Andrew Rice in the NYT Magazine:
Over the past few years, in conditions of strict secrecy, a multinational team of scientists has been making a mighty effort to change the light bulb. The prototype they’ve developed is four inches tall, with a familiar tapered shape, and unlighted, it resembles a neon yellow mushroom. Screw it in and switch it on, though, and it blazes with a voluptuous radiance. It represents what people within the lighting industry often call their holy grail, an invention that reproduces the soft luminance of the incandescent bulb — Thomas Edison’s century-old technology — but conforms to much higher standards of energy efficiency and durability. The prototype is supposed to last for more than 22 years, maybe as long as you own your house, so you won’t need to stock up at the supermarket. And that’s fortunate, because one day very soon, traditional incandescent bulbs won’t be available in stores anymore. They’re about to be effectively outlawed.

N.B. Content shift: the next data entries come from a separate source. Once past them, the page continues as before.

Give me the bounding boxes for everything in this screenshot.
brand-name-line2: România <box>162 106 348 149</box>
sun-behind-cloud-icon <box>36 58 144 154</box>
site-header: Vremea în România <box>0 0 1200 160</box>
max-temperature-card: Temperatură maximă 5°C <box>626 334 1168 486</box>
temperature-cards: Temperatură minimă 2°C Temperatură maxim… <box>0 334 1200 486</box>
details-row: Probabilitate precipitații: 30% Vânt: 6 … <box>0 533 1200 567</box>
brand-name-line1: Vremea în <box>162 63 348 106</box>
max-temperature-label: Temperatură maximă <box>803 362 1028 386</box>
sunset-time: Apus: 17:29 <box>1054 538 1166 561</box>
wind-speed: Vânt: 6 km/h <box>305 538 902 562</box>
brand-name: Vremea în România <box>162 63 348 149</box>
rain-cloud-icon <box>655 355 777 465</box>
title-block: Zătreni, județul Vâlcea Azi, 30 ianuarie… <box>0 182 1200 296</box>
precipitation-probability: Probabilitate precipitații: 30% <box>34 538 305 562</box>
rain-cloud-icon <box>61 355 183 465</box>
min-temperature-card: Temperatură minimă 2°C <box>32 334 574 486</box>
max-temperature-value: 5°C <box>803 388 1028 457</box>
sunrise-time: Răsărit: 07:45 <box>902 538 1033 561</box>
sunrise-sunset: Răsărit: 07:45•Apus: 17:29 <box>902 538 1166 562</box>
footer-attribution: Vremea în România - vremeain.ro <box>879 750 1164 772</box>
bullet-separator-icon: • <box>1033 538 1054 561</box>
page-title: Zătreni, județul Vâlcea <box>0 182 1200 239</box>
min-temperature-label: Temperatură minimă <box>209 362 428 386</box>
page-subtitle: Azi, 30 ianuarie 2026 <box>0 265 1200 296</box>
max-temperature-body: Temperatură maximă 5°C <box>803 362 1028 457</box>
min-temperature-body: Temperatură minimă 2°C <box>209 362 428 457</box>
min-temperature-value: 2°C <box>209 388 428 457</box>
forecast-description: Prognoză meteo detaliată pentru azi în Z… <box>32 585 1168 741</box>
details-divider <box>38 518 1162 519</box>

As a consumer product, light bulbs belong to what one industry executive calls a “low-thought category,” and yet, of late, they’ve become a surprising flash point. Conservatives like Rush Limbaugh have denounced the “light-bulb ban” — actually, a new set of federal efficiency regulations that the traditional incandescent can’t meet — as a symbolic case of environmentalist overreaching, and Michele Bachmann invoked it in the Tea Party’s response to the State of the Union. Wherever your political sympathies lie, you may have found yourselves nodding along with Representative Joe Barton, a Texas Republican who has lambasted the harsh glare given off by those “little, squiggly, pigtailed” compact fluorescents. When it comes to making light, a fundamental necessity of human civilization, libertarians and aesthetes are joined in an unlikely alliance. Environmental groups say the complainers are a cranky minority — that consumers will eventually get used to new light — but those in the illumination business can’t afford to be so sanguine.